Documentario, Recensione

IL GEMELLO

TRAMA

La vita di Raffaele Costagliola, 29 anni, detenuto a Secondigliano per rapina.

RECENSIONI

Raffaele è gemello di due gemelli, in tutto tre fratelli che sembrano 'portati al male', è rinchiuso nel carcere di Secondigliano in una sorta di predestinazione. Anche l'uomo che vediamo davanti alla cinepresa è gemello del rapinatore condannato, in quanto cura minuziosamente la sua cella, si relaziona con gli altri detenuti, riflette su sé stesso, si apre al racconto. Attraverso un pedinamento asciutto e puntuale, Vincenzo Marra dispiega il suo documentario all'insegna della registrazione della realtà: esso semplicemente attesta ciò che accade, dai rapporti interni al penitenziario agli incontri di Raffaele con i famigliari, senza peraltro schivare i nodi più spinosi come gli errori passati del protagonista. E soprattutto gli affida la parola filmando le lunghe sessioni di 'auto-consapevolezza' del giovane, dove egli parla del trascorso e del futuro, passando per la penalizzante condizione presente. L'autore segue un detenuto 'favorevole', sia per la storia personale (è ritenuto vittima di una condanna troppo severa) che per la presenza scenica, e soprattutto solleva il dubbio sulla natura del documentario almeno in un caso: le domande della guardia carceraria Niko (Domenico Manzi), che interroga Raffaele a vari livelli (perché i reati, cosa farà domani) e subito sembra artefatto, sta recitando o perlomeno posa ai nostri occhi. Uno spazio di fiction mascherato nel documentario?

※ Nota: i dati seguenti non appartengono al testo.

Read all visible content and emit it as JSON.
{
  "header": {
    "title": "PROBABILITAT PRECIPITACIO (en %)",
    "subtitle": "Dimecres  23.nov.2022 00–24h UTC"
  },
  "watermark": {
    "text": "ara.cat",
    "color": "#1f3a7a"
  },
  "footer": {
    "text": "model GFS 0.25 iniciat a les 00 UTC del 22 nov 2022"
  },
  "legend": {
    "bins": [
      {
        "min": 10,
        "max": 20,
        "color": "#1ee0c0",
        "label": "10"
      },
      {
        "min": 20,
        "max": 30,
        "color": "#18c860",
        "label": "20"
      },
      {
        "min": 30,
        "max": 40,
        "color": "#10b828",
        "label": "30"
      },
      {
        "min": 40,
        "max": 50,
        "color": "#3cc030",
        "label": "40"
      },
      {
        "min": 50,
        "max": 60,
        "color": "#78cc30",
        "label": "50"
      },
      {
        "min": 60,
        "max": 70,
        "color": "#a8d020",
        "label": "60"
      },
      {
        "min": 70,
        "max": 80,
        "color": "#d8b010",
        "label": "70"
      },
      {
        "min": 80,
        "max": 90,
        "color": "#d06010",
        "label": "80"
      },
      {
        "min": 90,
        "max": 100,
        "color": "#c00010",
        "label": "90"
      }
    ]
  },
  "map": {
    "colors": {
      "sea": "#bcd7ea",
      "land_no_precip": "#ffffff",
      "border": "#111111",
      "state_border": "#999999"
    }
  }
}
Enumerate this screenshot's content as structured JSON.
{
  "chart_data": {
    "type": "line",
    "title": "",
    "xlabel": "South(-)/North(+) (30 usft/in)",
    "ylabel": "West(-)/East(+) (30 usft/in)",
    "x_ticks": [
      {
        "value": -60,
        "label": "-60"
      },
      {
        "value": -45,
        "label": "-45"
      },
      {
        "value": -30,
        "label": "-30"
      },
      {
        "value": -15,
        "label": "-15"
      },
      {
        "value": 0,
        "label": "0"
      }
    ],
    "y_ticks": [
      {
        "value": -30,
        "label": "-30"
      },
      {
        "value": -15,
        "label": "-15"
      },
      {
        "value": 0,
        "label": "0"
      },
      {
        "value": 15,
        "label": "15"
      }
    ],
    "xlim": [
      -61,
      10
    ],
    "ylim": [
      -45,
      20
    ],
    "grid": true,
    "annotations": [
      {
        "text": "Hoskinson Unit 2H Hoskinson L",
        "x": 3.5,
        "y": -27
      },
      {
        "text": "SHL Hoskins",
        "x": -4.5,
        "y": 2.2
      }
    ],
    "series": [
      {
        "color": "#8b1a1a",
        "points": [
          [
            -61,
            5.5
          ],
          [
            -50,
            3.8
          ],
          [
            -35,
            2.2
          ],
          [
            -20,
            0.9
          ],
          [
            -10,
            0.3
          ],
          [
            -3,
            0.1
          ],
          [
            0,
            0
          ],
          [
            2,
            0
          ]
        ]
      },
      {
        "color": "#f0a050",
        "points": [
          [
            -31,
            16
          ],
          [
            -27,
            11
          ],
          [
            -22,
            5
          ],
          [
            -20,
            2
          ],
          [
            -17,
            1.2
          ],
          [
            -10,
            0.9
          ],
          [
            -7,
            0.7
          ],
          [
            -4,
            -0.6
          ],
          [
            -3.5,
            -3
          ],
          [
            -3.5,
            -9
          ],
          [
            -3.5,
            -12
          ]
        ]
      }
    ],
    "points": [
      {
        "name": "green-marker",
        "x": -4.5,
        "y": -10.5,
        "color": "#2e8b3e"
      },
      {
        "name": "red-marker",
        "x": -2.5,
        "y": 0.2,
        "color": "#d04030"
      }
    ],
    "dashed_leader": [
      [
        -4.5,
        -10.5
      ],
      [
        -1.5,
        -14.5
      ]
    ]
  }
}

Se la possibilità della 'preparazione' resta e minaccia il rigore dell'idea documentale, in realtà questo non è decisivo, perché nel suo svolgersi la pellicola si applica gradualmente al reale: c'è aderenza all'ambiente, a tratti perfino coincidenza. Hai l'impressione che quello sia Raffaele, non la sua rielaborazione narrativa. Il film non è privo neanche di parentesi esplicative, che ambiscono al significato attraverso la prassi del confronto: per tutti il detenuto straniero, che rifiuta l'integrazione carceraria e si chiude nel muto individualismo, esatto contrario del protagonista. Divagazioni affermative che rischiano di puntualizzare, schematizzare. Tallonamento ad personam ma anche film parlato sulle nostre responsabilità, l'obbligo di pagare e l'impegno a ritrovare la strada, nel suo lieve artificio Il gemello resta voce sobria e spoglia, realistica, confermando il regista napoletano più incisivo nel documentario che nella fiction. Al contrario di Cesare deve morire: lì il carcere preparava la metafora universale dell'arte, qui offre la descrizione di una contingenza. A suo modo, un film morale.